It’s true. A 14-year-old student actually has some perspective on the world and language to share his thoughts. Though, not much perspective, and his or her literacy language is merely emerging, but the fundamentals of storytelling are there.
In my classroom, I like using the following clip of Richard Wagamese to illustrate a few aspects of storytelling.
- First, professional storytelling is a real job. You can make money at it.
- Second, Wagamese’s words are as universal to the human condition as they are simultaneously specific to our Minnesotan community, though he is Canadian. The accent is even there.
- Third, Wagamese’ content thesis about the language explosion of children is true and important.

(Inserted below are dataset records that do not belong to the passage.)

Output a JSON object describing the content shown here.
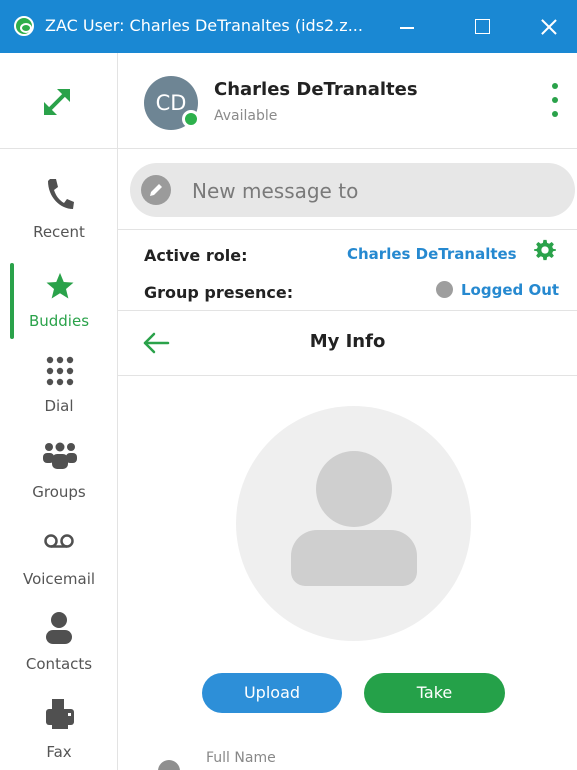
{
  "window": {
    "title": "ZAC User: Charles DeTranaltes (ids2.z..."
  },
  "nav": {
    "items": [
      {
        "label": "Recent",
        "icon": "phone-icon"
      },
      {
        "label": "Buddies",
        "icon": "star-icon",
        "active": true
      },
      {
        "label": "Dial",
        "icon": "dialpad-icon"
      },
      {
        "label": "Groups",
        "icon": "group-icon"
      },
      {
        "label": "Voicemail",
        "icon": "voicemail-icon"
      },
      {
        "label": "Contacts",
        "icon": "contact-icon"
      },
      {
        "label": "Fax",
        "icon": "fax-icon"
      }
    ]
  },
  "user": {
    "initials": "CD",
    "name": "Charles DeTranaltes",
    "status": "Available"
  },
  "compose": {
    "placeholder": "New message to"
  },
  "role": {
    "active_label": "Active role:",
    "active_value": "Charles DeTranaltes",
    "presence_label": "Group presence:",
    "presence_value": "Logged Out"
  },
  "page": {
    "title": "My Info"
  },
  "photo": {
    "upload_label": "Upload",
    "take_label": "Take"
  },
  "fields": {
    "full_name_label": "Full Name"
  },
  "colors": {
    "titlebar": "#1a88d3",
    "accent_green": "#2aa24a",
    "link_blue": "#2689d0"
  }
}
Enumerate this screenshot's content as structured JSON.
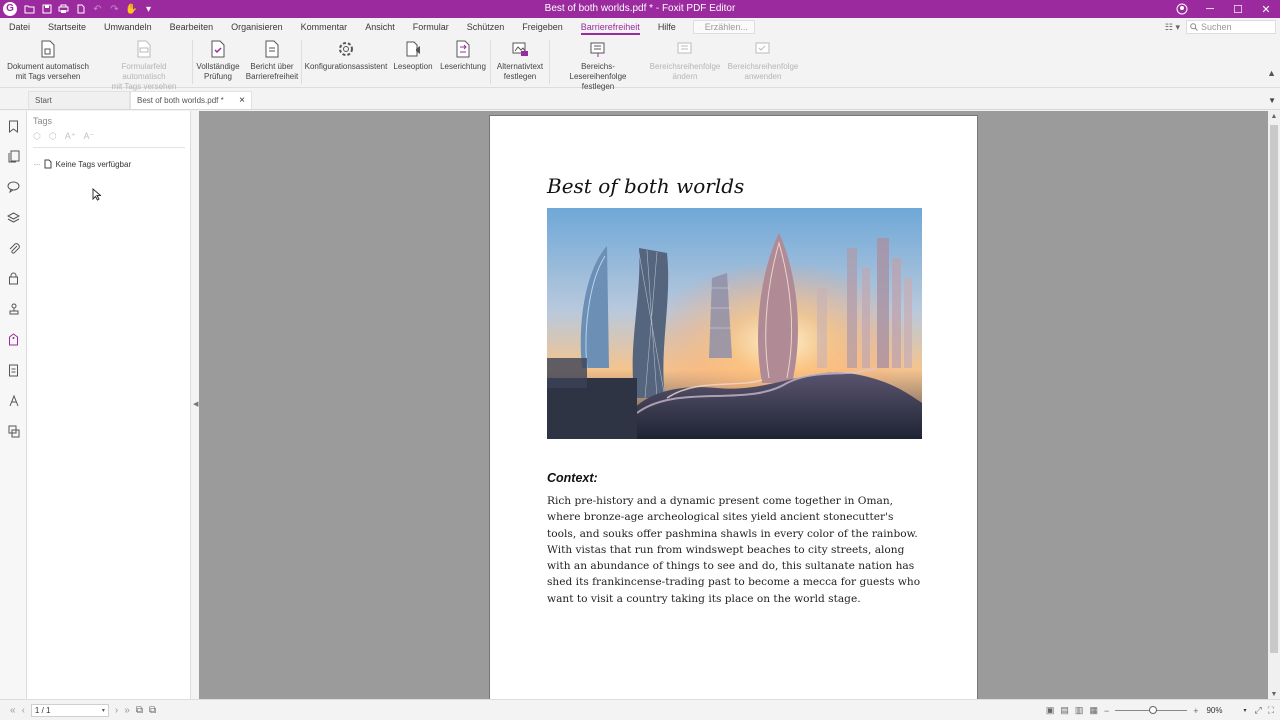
{
  "app": {
    "window_title": "Best of both worlds.pdf * - Foxit PDF Editor",
    "quick_access_dropdown": "▾"
  },
  "menu": {
    "items": [
      "Datei",
      "Startseite",
      "Umwandeln",
      "Bearbeiten",
      "Organisieren",
      "Kommentar",
      "Ansicht",
      "Formular",
      "Schützen",
      "Freigeben",
      "Barrierefreiheit",
      "Hilfe"
    ],
    "active": "Barrierefreiheit",
    "tellme_placeholder": "Erzählen...",
    "search_placeholder": "Suchen"
  },
  "ribbon": {
    "buttons": [
      {
        "label1": "Dokument automatisch",
        "label2": "mit Tags versehen",
        "enabled": true
      },
      {
        "label1": "Formularfeld automatisch",
        "label2": "mit Tags versehen",
        "enabled": false
      },
      {
        "label1": "Vollständige",
        "label2": "Prüfung",
        "enabled": true
      },
      {
        "label1": "Bericht über",
        "label2": "Barrierefreiheit",
        "enabled": true
      },
      {
        "label1": "Konfigurationsassistent",
        "label2": "",
        "enabled": true
      },
      {
        "label1": "Leseoption",
        "label2": "",
        "enabled": true
      },
      {
        "label1": "Leserichtung",
        "label2": "",
        "enabled": true
      },
      {
        "label1": "Alternativtext",
        "label2": "festlegen",
        "enabled": true
      },
      {
        "label1": "Bereichs-Lesereihenfolge",
        "label2": "festlegen",
        "enabled": true
      },
      {
        "label1": "Bereichsreihenfolge",
        "label2": "ändern",
        "enabled": false
      },
      {
        "label1": "Bereichsreihenfolge",
        "label2": "anwenden",
        "enabled": false
      }
    ]
  },
  "tabs": {
    "start": "Start",
    "document": "Best of both worlds.pdf *",
    "close": "×"
  },
  "tags_panel": {
    "title": "Tags",
    "empty_text": "Keine Tags verfügbar"
  },
  "document": {
    "title": "Best of both worlds",
    "context_heading": "Context:",
    "paragraph1": "Rich pre-history and a dynamic present come together in Oman, where bronze-age archeological sites yield ancient stonecutter's tools, and souks offer pashmina shawls in every color of the rainbow.",
    "paragraph2": "With vistas that run from windswept beaches to city streets, along with an abundance of things to see and do, this sultanate nation has shed its frankincense-trading past to become a mecca for guests who want to visit a country taking its place on the world stage."
  },
  "status": {
    "page_indicator": "1 / 1",
    "zoom": "90%"
  },
  "colors": {
    "brand": "#9b2a9e",
    "workarea": "#9b9b9b"
  }
}
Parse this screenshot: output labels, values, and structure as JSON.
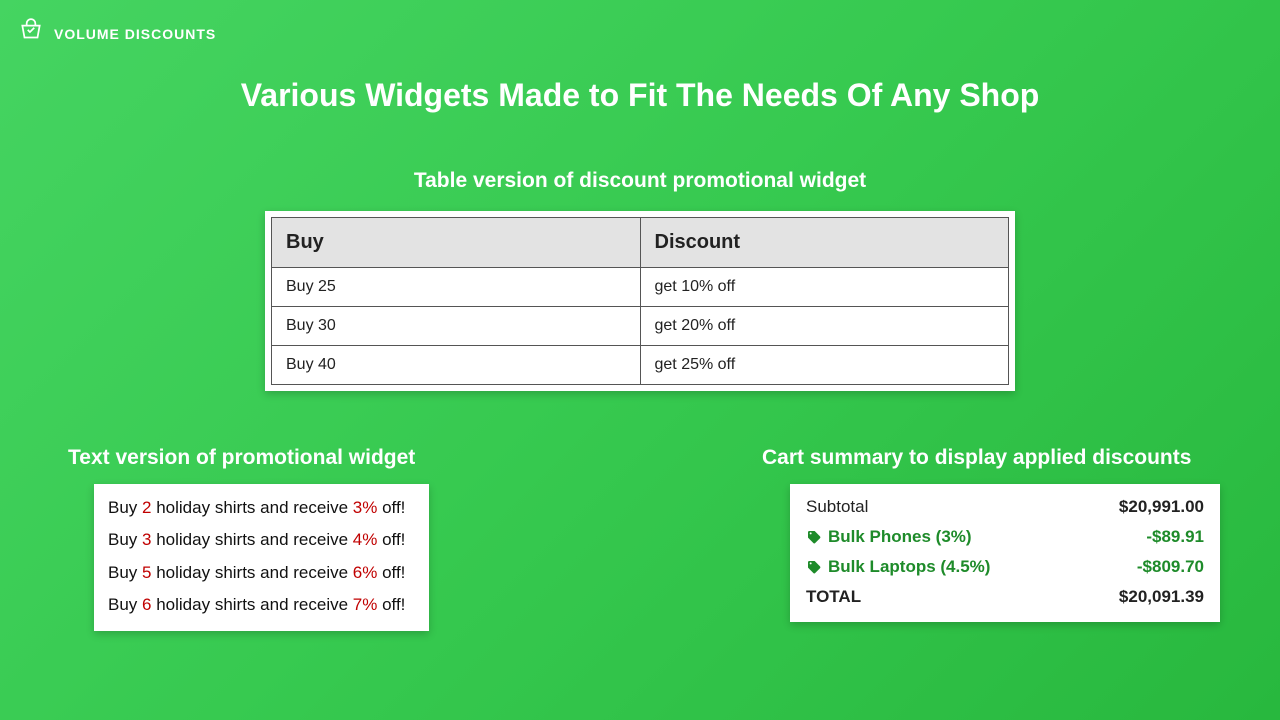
{
  "brand": {
    "name": "VOLUME DISCOUNTS"
  },
  "main_title": "Various Widgets Made to Fit The Needs Of Any Shop",
  "table_section": {
    "title": "Table version of discount promotional widget",
    "head": {
      "buy": "Buy",
      "discount": "Discount"
    },
    "rows": [
      {
        "buy": "Buy 25",
        "discount": "get 10% off"
      },
      {
        "buy": "Buy 30",
        "discount": "get 20% off"
      },
      {
        "buy": "Buy 40",
        "discount": "get 25% off"
      }
    ]
  },
  "text_section": {
    "title": "Text version of promotional widget",
    "lines": [
      {
        "pre": "Buy ",
        "qty": "2",
        "mid": " holiday shirts and receive ",
        "pct": "3%",
        "post": " off!"
      },
      {
        "pre": "Buy ",
        "qty": "3",
        "mid": " holiday shirts and receive ",
        "pct": "4%",
        "post": " off!"
      },
      {
        "pre": "Buy ",
        "qty": "5",
        "mid": " holiday shirts and receive ",
        "pct": "6%",
        "post": " off!"
      },
      {
        "pre": "Buy ",
        "qty": "6",
        "mid": " holiday shirts and receive ",
        "pct": "7%",
        "post": " off!"
      }
    ]
  },
  "cart_section": {
    "title": "Cart summary to display applied discounts",
    "subtotal": {
      "label": "Subtotal",
      "amount": "$20,991.00"
    },
    "discounts": [
      {
        "label": "Bulk Phones (3%)",
        "amount": "-$89.91"
      },
      {
        "label": "Bulk Laptops (4.5%)",
        "amount": "-$809.70"
      }
    ],
    "total": {
      "label": "TOTAL",
      "amount": "$20,091.39"
    }
  }
}
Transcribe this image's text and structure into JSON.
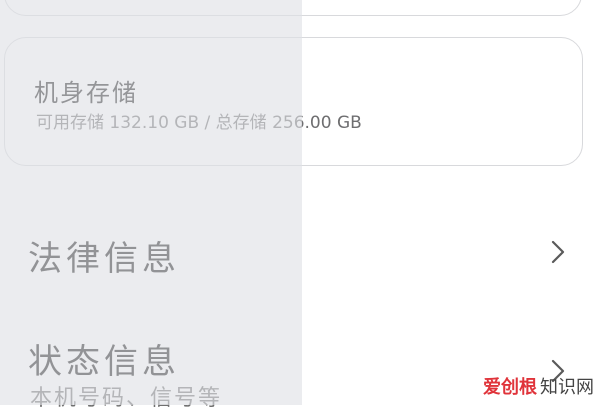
{
  "storage": {
    "title": "机身存储",
    "detail": "可用存储 132.10 GB / 总存储 256.00 GB"
  },
  "rows": [
    {
      "title": "法律信息",
      "subtitle": ""
    },
    {
      "title": "状态信息",
      "subtitle": "本机号码、信号等"
    }
  ],
  "icons": {
    "row_arrow": "chevron-right-icon"
  },
  "watermark": {
    "part_a": "爱创根",
    "part_b": "知识网"
  },
  "colors": {
    "background": "#ffffff",
    "card_border": "#d8d9dc",
    "title_text": "#151515",
    "secondary_text": "#6e6e70",
    "chevron": "#5a5a5a",
    "watermark_accent": "#e0343b"
  }
}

I heard some stories from high school freshmen last week. I learned that:
- a plane that drops into the ocean can hold a beautiful, human connection. (I didn’t even care if the final moments left us with puzzled faces. Did they die??)
- Sign Language gracefully adds a visual layer, reminding me of the companionship of seeing and hearing and storytelling.
- a little goof-troop kid may think that he is, indeed, Harry Potter. All the clues of his life seem to support this inevitable conclusion.
- a statue has quietly watched a young man and young woman love and marry and become a devoted husband and Alzheimer’s patient.
- a poisonous, sentient mushroom colony is observed by a young woman who warns her community of the suspect nature of salad bar items, but to no avail.
- a girl’s tortured decent into clinical depression is combated only by an acceptance of her father’s love.
More to come on this topic, I am sure. Hopefully, Mr. Wagamese would be proud.